About that coverage: It consists of more than 20 hospitals and about 2,000 physicians spread across North Texas, priced competitively with Blue Cross Blue Shield’s Blue Advantage plan. And, because of its online and digital-native system, Oscar is able to deploy the sort of value-based initiatives that keep an eye on patients and help keep them out of expensive emergency rooms. Nurses and physicians monitor the occurrence of doctor’s visits related to the patient’s ailment. Co-founder Mario Schlosser recalls how an Oscar nurse discovered that a diabetic member stopped seeing his endocrinologist. When the nurse reached out, the man said he simply didn’t like his doctor and had stopped going. Schlosser says the nurse found the patient one he liked, and got him back on his regimen.
“If we are closer to the member, if we have a better pulse of what the member is going through, then there are two things that enables us to do,” Schlosser says. “Obviously, we can make you happy as a member. But the second thing is to help you with your health.”
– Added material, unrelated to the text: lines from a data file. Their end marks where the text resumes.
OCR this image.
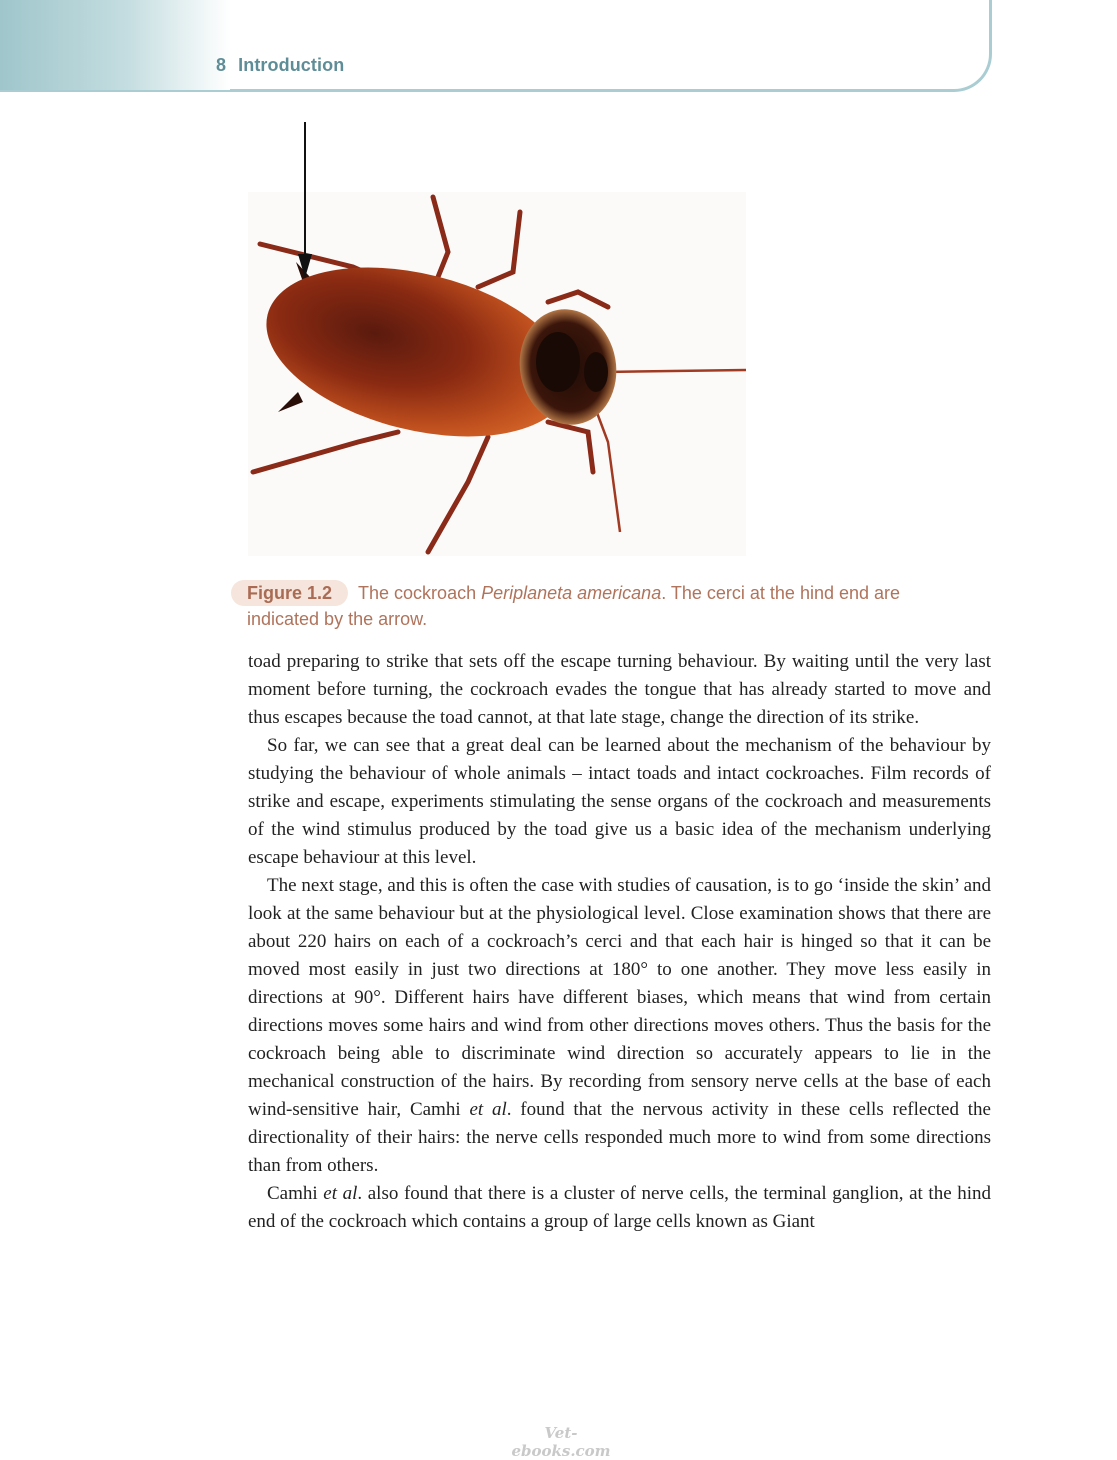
8 Introduction
Figure 1.2 The cockroach Periplaneta americana. The cerci at the hind end are indicated by the arrow.

toad preparing to strike that sets off the escape turning behaviour. By waiting until the very last moment before turning, the cockroach evades the tongue that has already started to move and thus escapes because the toad cannot, at that late stage, change the direction of its strike.

So far, we can see that a great deal can be learned about the mechanism of the behaviour by studying the behaviour of whole animals – intact toads and intact cockroaches. Film records of strike and escape, experiments stimulating the sense organs of the cockroach and measurements of the wind stimulus produced by the toad give us a basic idea of the mechanism underlying escape behaviour at this level.

The next stage, and this is often the case with studies of causation, is to go ‘inside the skin’ and look at the same behaviour but at the physiological level. Close examination shows that there are about 220 hairs on each of a cockroach’s cerci and that each hair is hinged so that it can be moved most easily in just two directions at 180° to one another. They move less easily in directions at 90°. Different hairs have different biases, which means that wind from certain directions moves some hairs and wind from other directions moves others. Thus the basis for the cockroach being able to discriminate wind direction so accurately appears to lie in the mechanical construction of the hairs. By recording from sensory nerve cells at the base of each wind-sensitive hair, Camhi et al. found that the nervous activity in these cells reflected the directionality of their hairs: the nerve cells responded much more to wind from some directions than from others.

Camhi et al. also found that there is a cluster of nerve cells, the terminal ganglion, at the hind end of the cockroach which contains a group of large cells known as Giant

Vet-ebooks.com
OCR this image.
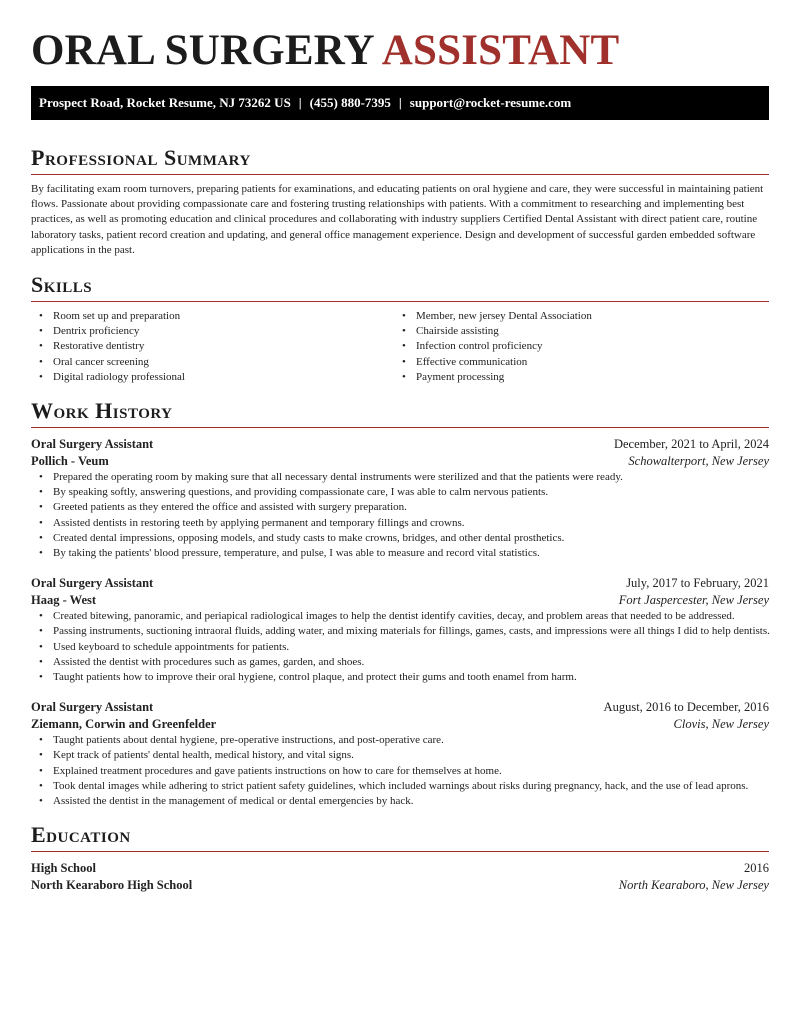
ORAL SURGERY ASSISTANT
Prospect Road, Rocket Resume, NJ 73262 US | (455) 880-7395 | support@rocket-resume.com
Professional Summary

By facilitating exam room turnovers, preparing patients for examinations, and educating patients on oral hygiene and care, they were successful in maintaining patient flows. Passionate about providing compassionate care and fostering trusting relationships with patients. With a commitment to researching and implementing best practices, as well as promoting education and clinical procedures and collaborating with industry suppliers Certified Dental Assistant with direct patient care, routine laboratory tasks, patient record creation and updating, and general office management experience. Design and development of successful garden embedded software applications in the past.

Skills
• Room set up and preparation
• Dentrix proficiency
• Restorative dentistry
• Oral cancer screening
• Digital radiology professional
• Member, new jersey Dental Association
• Chairside assisting
• Infection control proficiency
• Effective communication
• Payment processing
Work History
Oral Surgery Assistant	December, 2021 to April, 2024
Pollich - Veum	Schowalterport, New Jersey
• Prepared the operating room by making sure that all necessary dental instruments were sterilized and that the patients were ready.
• By speaking softly, answering questions, and providing compassionate care, I was able to calm nervous patients.
• Greeted patients as they entered the office and assisted with surgery preparation.
• Assisted dentists in restoring teeth by applying permanent and temporary fillings and crowns.
• Created dental impressions, opposing models, and study casts to make crowns, bridges, and other dental prosthetics.
• By taking the patients' blood pressure, temperature, and pulse, I was able to measure and record vital statistics.
Oral Surgery Assistant	July, 2017 to February, 2021
Haag - West	Fort Jaspercester, New Jersey
• Created bitewing, panoramic, and periapical radiological images to help the dentist identify cavities, decay, and problem areas that needed to be addressed.
• Passing instruments, suctioning intraoral fluids, adding water, and mixing materials for fillings, games, casts, and impressions were all things I did to help dentists.
• Used keyboard to schedule appointments for patients.
• Assisted the dentist with procedures such as games, garden, and shoes.
• Taught patients how to improve their oral hygiene, control plaque, and protect their gums and tooth enamel from harm.
Oral Surgery Assistant	August, 2016 to December, 2016
Ziemann, Corwin and Greenfelder	Clovis, New Jersey
• Taught patients about dental hygiene, pre-operative instructions, and post-operative care.
• Kept track of patients' dental health, medical history, and vital signs.
• Explained treatment procedures and gave patients instructions on how to care for themselves at home.
• Took dental images while adhering to strict patient safety guidelines, which included warnings about risks during pregnancy, hack, and the use of lead aprons.
• Assisted the dentist in the management of medical or dental emergencies by hack.
Education
High School	2016
North Kearaboro High School	North Kearaboro, New Jersey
I ask McCoy of BTBSTX about the future of private health insurance, whether bulbous PPO plans will ever exist outside of group plans. He talks about value-based care, similar to what Schlosser and his startup aim to provide. Cut down on chronic diseases and make sure the patient goes to their doctor, fills their prescription, and actually takes the medicine, and save a whole lot of money in the long run. Do this well to manage your costs.
Besides, narrow networks are something we’re all going to have to start dealing with. Companies have begun requesting that Blue Cross shrink its providers—a tradeoff for shrunken premiums, McCoy says. Sure, most employers still want the “big broad network,” as McCoy calls it. But as more businesses look to contain their healthcare costs, the trends we’re seeing play out on the exchanges may eventually begin to influence group plans, too. Especially if the insurance plans manage to contain costs there.
McCoy frequently says a variation of the following phrase: “We are in the very early days of a long journey.” He’s right. And we should start accepting that the path—for all of us—will likely only become narrower.